Oto odkrycie sezonu Ekstraklasy. "Ból przeszkadzał mi nawet w spaniu" [NASZ WYWIAD]

Oto odkrycie sezonu Ekstraklasy. "Ból przeszkadzał mi nawet w spaniu" [NASZ WYWIAD]
Krzysztof Porebski / pressfocus
Antoni - Obrębski
Antoni ObrębskiWczoraj · 10:48
Obecny sezon w pierwszej jedenastce Cracovii rozpoczął zawodnik, który nie był znany społeczności spoza Krakowa. Do lipca 22-letni Oskar Wójcik miał zaledwie jedną minutę na poziomie Ekstraklasy, a dziś jest liderem defensywy dobrze radzącej sobie drużyny “Pasów”. Stoper w rozmowie z Meczyki.pl opowiada choćby o poważnym urazie, późnym wejściu do seniorskiej piłki czy o swoich ambicjach.
Oskar Wójcik szturmem wdarł się do składu Cracovii w nowym sezonie i poziom, na jakim gra, nie zwiastuje, by miał z podstawowej jedenastki wypaść. 22-latek nie dysponuje jednak dużym doświadczeniem, bo mecz pierwszej kolejki ligowej był dla niego pierwszym spotkaniem w wyjściowym składzie na poziomie Ekstraklasy. Wcześniej ani Jacek Zieliński, ani Dawid Kroczek nie dostrzegli w nim wystarczającego potencjału, który zobaczył Luka Elsner. Wójcikowi z pewnością przeszkodziło także zerwanie więzadła krzyżowego w sierpniu 2022 r.

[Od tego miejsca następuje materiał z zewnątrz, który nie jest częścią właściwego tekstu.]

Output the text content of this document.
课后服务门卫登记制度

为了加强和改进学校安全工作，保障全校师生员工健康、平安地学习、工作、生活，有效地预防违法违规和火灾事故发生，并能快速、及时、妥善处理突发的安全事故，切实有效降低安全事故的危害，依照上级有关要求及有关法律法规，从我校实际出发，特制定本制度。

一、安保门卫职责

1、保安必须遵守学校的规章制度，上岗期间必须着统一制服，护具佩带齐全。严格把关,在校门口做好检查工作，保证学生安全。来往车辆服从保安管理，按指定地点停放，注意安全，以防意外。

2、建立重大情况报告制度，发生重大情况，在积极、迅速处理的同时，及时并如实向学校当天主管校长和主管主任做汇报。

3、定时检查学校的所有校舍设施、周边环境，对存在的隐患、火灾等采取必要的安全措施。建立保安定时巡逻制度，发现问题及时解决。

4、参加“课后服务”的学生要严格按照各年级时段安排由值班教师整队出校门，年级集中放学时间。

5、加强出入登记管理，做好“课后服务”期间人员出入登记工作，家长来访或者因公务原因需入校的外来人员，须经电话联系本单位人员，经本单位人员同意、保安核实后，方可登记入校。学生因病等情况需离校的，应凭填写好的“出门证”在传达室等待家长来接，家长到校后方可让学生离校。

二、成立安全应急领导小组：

Dalsza część tekstu pod wideo
W rozmowie z nami Wójcik mówi o trenerze Elsnerze, braku szans w przeszłości, dochodzeniu do siebie po urazie, jak i o sobie samym. A także o Filipie Stojilkoviciu, swoim największym marzeniu, wypożyczeniu do GKS-u Bełchatów czy o własnej roli w grze Cracovii.

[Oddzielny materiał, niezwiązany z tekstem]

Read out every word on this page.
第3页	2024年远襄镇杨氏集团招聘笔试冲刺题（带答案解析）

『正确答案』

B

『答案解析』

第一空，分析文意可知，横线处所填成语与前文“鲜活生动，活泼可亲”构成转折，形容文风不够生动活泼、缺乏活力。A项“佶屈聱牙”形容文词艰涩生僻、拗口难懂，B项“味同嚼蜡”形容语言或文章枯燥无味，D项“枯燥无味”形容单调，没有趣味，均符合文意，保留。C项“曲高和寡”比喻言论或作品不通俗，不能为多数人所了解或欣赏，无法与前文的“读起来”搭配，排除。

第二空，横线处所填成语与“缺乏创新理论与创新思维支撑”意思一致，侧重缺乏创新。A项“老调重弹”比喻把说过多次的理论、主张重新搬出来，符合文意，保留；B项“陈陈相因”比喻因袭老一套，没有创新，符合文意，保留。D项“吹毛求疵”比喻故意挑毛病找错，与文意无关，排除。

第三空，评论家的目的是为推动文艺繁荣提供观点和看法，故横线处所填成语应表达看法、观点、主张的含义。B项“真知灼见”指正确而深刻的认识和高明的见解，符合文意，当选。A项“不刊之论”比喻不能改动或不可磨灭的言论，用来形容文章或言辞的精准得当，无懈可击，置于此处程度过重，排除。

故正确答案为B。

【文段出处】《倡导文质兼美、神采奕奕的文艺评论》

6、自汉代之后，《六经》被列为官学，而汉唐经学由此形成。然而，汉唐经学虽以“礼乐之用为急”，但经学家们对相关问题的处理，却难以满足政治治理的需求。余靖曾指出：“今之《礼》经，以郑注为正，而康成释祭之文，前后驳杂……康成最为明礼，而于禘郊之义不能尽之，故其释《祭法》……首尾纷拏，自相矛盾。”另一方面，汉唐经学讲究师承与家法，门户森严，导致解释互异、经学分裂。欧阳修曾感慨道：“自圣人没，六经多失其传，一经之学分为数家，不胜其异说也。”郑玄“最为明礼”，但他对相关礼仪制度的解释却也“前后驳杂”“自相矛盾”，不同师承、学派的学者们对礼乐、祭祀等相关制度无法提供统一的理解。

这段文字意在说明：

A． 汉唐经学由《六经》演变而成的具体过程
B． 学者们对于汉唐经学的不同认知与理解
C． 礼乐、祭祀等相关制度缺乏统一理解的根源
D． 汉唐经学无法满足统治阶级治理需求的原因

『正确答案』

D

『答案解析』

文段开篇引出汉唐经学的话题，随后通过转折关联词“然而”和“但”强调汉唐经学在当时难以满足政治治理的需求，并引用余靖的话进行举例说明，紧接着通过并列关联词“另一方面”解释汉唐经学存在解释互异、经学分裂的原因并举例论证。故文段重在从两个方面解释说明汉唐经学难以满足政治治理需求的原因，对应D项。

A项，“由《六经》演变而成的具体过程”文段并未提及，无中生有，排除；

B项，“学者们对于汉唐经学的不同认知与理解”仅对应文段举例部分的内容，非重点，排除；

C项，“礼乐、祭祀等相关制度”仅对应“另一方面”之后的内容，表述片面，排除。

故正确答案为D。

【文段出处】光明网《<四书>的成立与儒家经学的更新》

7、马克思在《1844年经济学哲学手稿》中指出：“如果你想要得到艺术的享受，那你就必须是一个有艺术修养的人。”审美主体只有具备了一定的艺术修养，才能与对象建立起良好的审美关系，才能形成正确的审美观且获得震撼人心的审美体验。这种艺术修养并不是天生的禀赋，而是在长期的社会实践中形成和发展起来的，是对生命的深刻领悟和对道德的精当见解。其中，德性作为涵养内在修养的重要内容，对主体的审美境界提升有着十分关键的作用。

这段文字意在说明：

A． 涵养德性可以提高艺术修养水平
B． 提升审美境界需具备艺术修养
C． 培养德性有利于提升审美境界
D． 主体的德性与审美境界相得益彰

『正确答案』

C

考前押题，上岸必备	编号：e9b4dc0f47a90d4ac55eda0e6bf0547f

ANTONI OBRĘBSKI, MECZYKI.PL: Kto w Cracovii trzymał Cię w szafie i dlaczego tak długo?
OSKAR WÓJCIK, CRACOVIA: Było paru trenerów, u których nie grałem, dopóki nie zjawił się Luka Elsner. Myślę, że to bardziej pytanie do nich, niż do mnie, bo ja zawsze dawałem z siebie maksa. Trener Elsner to zauważył i zdecydował się na mnie postawić.
Czułeś jakąś niesprawiedliwość?
Niesprawiedliwość raczej nie, ale uważam, że zasłużyłem na więcej, niż tę minutę. Ogólnie uważam, że w każdej drużynie najważniejszą postacią jest trener, więc szanuję jego decyzje, nawet jeśli się z nimi nie zgadzam. Zwyczajnie trzeba je akceptować.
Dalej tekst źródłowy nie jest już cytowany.